Learn About The Culture You’re Doing Business With
Cultural context and a global mindset will help you tremendously when doing business internationally, so it’s important to learn as much as you can about the country you’re negotiating with. Consider cultural aspects like the communication dimension. Learning how your customer communicates can help you prevent misinterpreting either direct or indirect language. Similarly, learn how to read the local body language and non-verbal cues. This is crucial, especially during the question phase of selling.
It’s also important to understand the role of meetings, because meetings may or may not serve the same purpose in all cultures. In some cultures, for example, a meeting might not be the place where decisions are made. Be patient. Likewise, learn who makes decisions in the group you’re working with. Is it one person, perhaps the one who has the highest seniority? Or are decisions typically made by groups?
Develop Cultural Self-Awareness
Learning about your own cultural preferences might seem counterintuitive when doing global business, but it’s actually one of the best skills to have. Cultural self-awareness can help you understand how to best approach others and recognize what you might need to do to respectfully adapt your work style to their expectations and business preferences.
Cultural self-awareness can also help you better observe and emulate local behaviors without losing your genuineness.

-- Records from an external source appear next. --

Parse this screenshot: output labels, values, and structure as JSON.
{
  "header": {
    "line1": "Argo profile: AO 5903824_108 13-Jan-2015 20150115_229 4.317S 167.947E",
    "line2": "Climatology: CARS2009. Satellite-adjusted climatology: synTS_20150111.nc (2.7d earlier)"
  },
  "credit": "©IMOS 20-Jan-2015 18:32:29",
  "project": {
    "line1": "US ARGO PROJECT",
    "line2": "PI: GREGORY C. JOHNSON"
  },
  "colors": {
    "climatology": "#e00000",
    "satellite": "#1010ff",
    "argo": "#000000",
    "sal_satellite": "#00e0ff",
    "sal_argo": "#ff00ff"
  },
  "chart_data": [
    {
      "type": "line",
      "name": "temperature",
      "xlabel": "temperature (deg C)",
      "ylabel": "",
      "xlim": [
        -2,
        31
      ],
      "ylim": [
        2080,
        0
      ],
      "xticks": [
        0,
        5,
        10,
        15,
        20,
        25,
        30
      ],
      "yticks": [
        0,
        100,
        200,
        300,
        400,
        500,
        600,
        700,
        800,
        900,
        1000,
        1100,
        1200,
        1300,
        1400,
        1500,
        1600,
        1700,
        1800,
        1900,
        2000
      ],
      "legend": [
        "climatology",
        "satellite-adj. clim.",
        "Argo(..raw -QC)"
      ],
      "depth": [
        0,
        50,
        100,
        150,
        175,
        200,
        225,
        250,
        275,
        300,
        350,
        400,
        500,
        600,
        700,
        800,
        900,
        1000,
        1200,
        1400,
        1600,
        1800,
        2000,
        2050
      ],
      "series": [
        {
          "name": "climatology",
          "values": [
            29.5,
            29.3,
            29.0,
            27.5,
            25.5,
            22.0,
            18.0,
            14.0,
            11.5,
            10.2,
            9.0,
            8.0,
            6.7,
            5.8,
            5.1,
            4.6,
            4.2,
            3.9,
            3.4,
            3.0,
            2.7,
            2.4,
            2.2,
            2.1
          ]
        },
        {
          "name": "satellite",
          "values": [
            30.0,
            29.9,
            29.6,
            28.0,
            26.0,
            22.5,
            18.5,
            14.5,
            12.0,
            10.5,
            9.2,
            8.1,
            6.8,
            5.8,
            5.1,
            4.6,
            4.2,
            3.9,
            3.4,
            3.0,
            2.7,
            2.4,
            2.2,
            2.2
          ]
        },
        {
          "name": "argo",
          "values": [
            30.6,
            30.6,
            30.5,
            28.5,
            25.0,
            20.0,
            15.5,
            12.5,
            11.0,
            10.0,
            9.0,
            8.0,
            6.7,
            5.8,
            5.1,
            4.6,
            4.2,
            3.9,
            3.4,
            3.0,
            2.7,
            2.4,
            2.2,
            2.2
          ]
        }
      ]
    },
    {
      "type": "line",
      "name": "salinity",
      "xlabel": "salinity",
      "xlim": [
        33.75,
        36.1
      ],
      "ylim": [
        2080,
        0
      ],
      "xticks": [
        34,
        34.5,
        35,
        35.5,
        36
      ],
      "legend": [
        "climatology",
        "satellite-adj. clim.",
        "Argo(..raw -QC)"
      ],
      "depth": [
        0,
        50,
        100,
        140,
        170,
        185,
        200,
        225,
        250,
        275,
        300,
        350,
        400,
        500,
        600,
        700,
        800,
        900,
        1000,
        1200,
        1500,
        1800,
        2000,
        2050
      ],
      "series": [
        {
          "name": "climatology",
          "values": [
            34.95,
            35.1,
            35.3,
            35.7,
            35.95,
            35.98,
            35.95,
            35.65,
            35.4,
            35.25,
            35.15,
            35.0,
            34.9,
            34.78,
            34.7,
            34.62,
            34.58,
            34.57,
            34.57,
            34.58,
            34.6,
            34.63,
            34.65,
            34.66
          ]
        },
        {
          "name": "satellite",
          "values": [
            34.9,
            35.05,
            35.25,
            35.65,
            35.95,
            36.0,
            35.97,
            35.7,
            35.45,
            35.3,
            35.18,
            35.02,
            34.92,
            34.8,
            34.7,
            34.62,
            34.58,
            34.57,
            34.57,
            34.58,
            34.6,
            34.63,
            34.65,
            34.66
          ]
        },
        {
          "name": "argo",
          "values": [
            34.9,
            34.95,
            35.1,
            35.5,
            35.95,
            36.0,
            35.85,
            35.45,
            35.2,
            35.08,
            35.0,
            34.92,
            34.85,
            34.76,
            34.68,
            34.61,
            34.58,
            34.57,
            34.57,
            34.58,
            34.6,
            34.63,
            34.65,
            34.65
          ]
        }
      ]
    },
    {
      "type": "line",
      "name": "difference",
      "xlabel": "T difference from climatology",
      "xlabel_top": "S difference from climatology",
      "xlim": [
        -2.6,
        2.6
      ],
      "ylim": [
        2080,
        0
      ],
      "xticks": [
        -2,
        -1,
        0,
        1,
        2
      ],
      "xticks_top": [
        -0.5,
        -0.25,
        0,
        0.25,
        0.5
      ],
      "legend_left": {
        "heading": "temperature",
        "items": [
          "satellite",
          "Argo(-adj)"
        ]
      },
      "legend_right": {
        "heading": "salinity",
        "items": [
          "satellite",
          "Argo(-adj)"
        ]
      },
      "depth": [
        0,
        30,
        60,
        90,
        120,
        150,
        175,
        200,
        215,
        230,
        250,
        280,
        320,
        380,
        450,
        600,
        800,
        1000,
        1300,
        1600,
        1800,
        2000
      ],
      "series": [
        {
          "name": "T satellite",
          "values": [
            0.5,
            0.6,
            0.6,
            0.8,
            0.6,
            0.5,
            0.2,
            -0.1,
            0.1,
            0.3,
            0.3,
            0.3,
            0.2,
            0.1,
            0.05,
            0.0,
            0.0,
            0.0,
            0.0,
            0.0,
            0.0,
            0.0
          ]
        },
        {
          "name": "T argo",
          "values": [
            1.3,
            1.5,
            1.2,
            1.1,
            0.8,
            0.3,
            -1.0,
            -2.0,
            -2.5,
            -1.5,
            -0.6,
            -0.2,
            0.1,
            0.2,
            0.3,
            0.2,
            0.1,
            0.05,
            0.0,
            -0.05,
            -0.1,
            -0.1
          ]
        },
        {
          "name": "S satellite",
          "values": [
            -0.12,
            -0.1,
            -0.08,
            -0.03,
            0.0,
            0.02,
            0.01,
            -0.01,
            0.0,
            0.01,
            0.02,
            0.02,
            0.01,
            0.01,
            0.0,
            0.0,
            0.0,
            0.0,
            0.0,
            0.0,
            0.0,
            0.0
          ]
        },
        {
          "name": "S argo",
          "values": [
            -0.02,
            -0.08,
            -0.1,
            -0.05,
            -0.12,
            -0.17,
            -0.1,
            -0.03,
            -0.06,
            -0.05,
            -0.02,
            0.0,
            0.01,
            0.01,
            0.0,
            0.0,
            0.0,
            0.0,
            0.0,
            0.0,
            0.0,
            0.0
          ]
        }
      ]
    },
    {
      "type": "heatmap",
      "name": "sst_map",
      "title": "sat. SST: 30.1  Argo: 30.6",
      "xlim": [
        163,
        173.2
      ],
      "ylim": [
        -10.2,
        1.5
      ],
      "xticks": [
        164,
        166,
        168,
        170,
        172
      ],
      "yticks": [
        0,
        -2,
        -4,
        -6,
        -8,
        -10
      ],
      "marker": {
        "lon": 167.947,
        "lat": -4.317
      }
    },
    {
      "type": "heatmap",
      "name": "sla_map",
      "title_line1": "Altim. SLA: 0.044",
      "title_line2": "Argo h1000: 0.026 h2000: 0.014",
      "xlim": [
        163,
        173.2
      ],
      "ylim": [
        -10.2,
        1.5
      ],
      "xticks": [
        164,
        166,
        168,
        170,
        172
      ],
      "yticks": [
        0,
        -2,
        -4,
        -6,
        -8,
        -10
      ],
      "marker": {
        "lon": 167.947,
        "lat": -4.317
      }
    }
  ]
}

Be Respectful, Professional, and Establish Trust
Since not all cultures share a rigid view of time and schedules, it’s a good idea to always be prompt and predictable, even if others aren’t. If you stick to schedules, be patient if you’re working with a culture that has a looser understanding of time.
Similarly, some cultures are more formal than others. It’s a good idea to address everyone by formal names and titles unless invited to do otherwise.
Otherwise, be sure to learn how relationships are built and how trust gets created. It’s a good idea to establish credentials and credibility early to help develop client relationships. You can either send your credentials to your prospective customer ahead of time, or share your information through a trusted referral or mutual contact. That said, it’s always a good idea to have local references or even a local coach who can help you approach situations in the most professional and respectful manner. Remember: relationship-building is a key element of developing a positive experience as you begin to sell across cultures.
When selling, it’s always important to present details and support all your claims with data – regardless of the culture you’re doing business with. But it can be even more important when selling across cultures. Offer to leave thorough translations of material so your prospective customers can review it after the fact. Be sure that all potential questions are answered in the material.
It’s also a good idea to take your time. Considering the many cultural factors at play, decisions will probably take longer than you anticipate.
Finally, be as open and transparent as you can genuinely be, but make it fit the culture. In other words, avoid oversharing details if you’re working with a transactional culture that doesn’t place a high value on developing personal relationships and sharing personal details.
When selling across cultures, a global mindset is the best skill to have because it will help you stay genuine while respectfully adapting your style to the culture you’re in.